Un hombre tan alto como su antepasado, aquel que llegó a Ouro Preto desde Zambia a pura prepotencia; el esclavo que por azar esquivó los oscuros socavones y cultivó caña de azúcar.

Entre 1700 y 1820 de Minas Gerais se extrajeron 1.200 toneladas de oro, el 80 por ciento de la producción mundial, y miles de diamantes.

Los portugueses explotaban las minas con los esclavos y la Casa dos Contos de Ouro Preto estaba llena de monedas.

La fiebre del oro comenzó cuando se encontró una piedra negra que escondía oro debajo de una oscura capa de paladio. De allí el nombre de Oro Negro.

Tanta fue la riqueza que el Emperador Pedro I le otorgó el título de Ciudad Imperial.

Los jesuitas trajeron el arte europeo y construyeron iglesias barrocas pletóricas de oro. Acertaron. Ouro Preto tiene la arquitectura barroca más pura de Brasil.

La ciudad del “Ciclo de Oro” fue la capital de Minas Gerais desde 1720 hasta 1897. Con la llegada de los buscadores de oro, en 1750 su población de 80 mil habitantes era mayor a la de Nueva York.

Llegué a Ouro Preto desde Belo Horizonte cuando el sol se moría sobre las tejas rojas de esa ciudad laberíntica y empinada.

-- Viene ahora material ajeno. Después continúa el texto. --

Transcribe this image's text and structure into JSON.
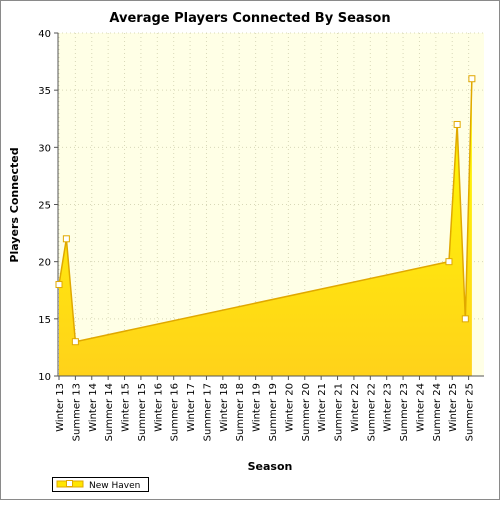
{
  "chart_data": {
    "type": "area",
    "title": "Average Players Connected By Season",
    "xlabel": "Season",
    "ylabel": "Players Connected",
    "ylim": [
      10,
      40
    ],
    "yticks": [
      10,
      15,
      20,
      25,
      30,
      35,
      40
    ],
    "categories": [
      "Winter 13",
      "Summer 13",
      "Winter 14",
      "Summer 14",
      "Winter 15",
      "Summer 15",
      "Winter 16",
      "Summer 16",
      "Winter 17",
      "Summer 17",
      "Winter 18",
      "Summer 18",
      "Winter 19",
      "Summer 19",
      "Winter 20",
      "Summer 20",
      "Winter 21",
      "Summer 21",
      "Winter 22",
      "Summer 22",
      "Winter 23",
      "Summer 23",
      "Winter 24",
      "Summer 24",
      "Winter 25",
      "Summer 25"
    ],
    "series": [
      {
        "name": "New Haven",
        "points": [
          {
            "x": 0.0,
            "y": 18
          },
          {
            "x": 0.45,
            "y": 22
          },
          {
            "x": 1.0,
            "y": 13
          },
          {
            "x": 23.8,
            "y": 20
          },
          {
            "x": 24.3,
            "y": 32
          },
          {
            "x": 24.8,
            "y": 15
          },
          {
            "x": 25.2,
            "y": 36
          }
        ]
      }
    ],
    "grid": true,
    "legend": "bottom-left",
    "colors": {
      "fill_top": "#ffff00",
      "fill_bottom": "#ffd21a",
      "line": "#e0a800",
      "plot_background": "#ffffe6",
      "grid": "#d8d8b8"
    }
  }
}
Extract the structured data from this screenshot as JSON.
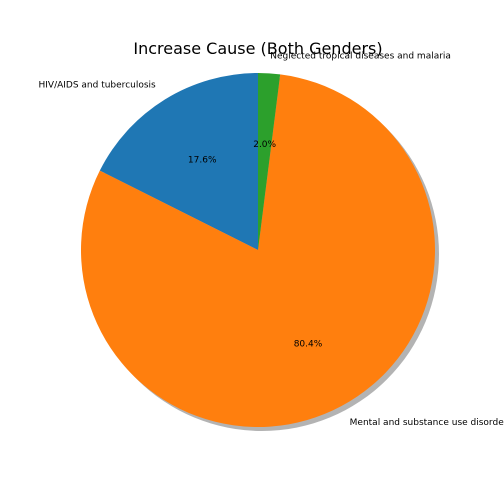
{
  "chart_data": {
    "type": "pie",
    "title": "Increase Cause (Both Genders)",
    "categories": [
      "HIV/AIDS and tuberculosis",
      "Mental and substance use disorders",
      "Neglected tropical diseases and malaria"
    ],
    "values": [
      17.6,
      80.4,
      2.0
    ],
    "value_labels": [
      "17.6%",
      "80.4%",
      "2.0%"
    ],
    "colors": [
      "#1f77b4",
      "#ff7f0e",
      "#2ca02c"
    ],
    "start_angle_deg": 90,
    "direction": "counterclockwise",
    "shadow": true,
    "legend": "none"
  }
}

La noche descendía sobre el verde de las sierras del Espinazo.

Las luces parecían luciérnagas sobre las montañas mineras, ahora sosegadas, en cuyos túneles abandonados campean los fantasmas de los esclavos sacrificados.

De tantos hombres que apenas vivían cinco años en el tenebroso mundo de las profundidades y de mujeres a las que se obligaba a parir un hijo cada doce meses.

Ouro Preto no tiene la alegría espontánea de los cariocas, ni el desenfado de los pernambucanos o la contagiosa vibra de los paulitas, y tampoco el regocijo de los colores. Los espíritus sensibles sienten que algo de aquella tristeza de los dorados años coloniales se enraizó en su gente.

En el centro de la ovalada Plaza Tiradentes está el monumento a Joaquim da Silva Xavier, el dentista apodado “sacamuelas”, quien incitaba a los esclavos a rebelarse contra la corona portuguesa. Lo ahorcaron en 1792 por ser parte del movimiento Inconfidencia Mineira.

En uno de sus extremos está el Museo de Gemas, y en el otro el Museo de la Inconfidencia, donde hay tallas de madera del escultor y arquitecto Antonio Francisco Lisboa, apodado el “Aleijadinho”.

Un mulato que ya adulto contrajo una enfermedad deformante, y a quien se dice le amarraban herramientas en las manos para trabajar.

Uno de sus grandes trabajos está en la Iglesia de Nuestra Señora de la Concepción. Son los leones que esculpió a semejanza de los de Bellini, instalados en el Vaticano.

También proyectó la iglesia de San Francisco de Asís, donde está el Museo del Aleijadinho. Y frente a ella la feria de la Pedra Sabao, la maleable piedra jabón que los artesanos tallan con sabiduría ancestral.

En la Iglesia de Nuestra Señora del Pilar está el Museo del Oratorio, que refleja la religiosidad minera, y en sus altares 400 kilos de oro.

De Santa Efigenia, la iglesia de los negros, se cuenta que la financió Chico Rey, un príncipe del Congo vendido como esclavo. En su altar hay ángeles y simbología africana.

Mientras que los azulejos portugueses, en blanco y azul, sólo se encuentran en la iglesia de Nuestra Señora del Carmen.

Ouro Preto, la ciudad plena de arte sacro, la fundada por bandeirantes en 1711, es una ciudad segura que vive del turismo y abre sus minas a los visitantes.

El único lugar donde aún se extrae el bellísimo topacio imperial.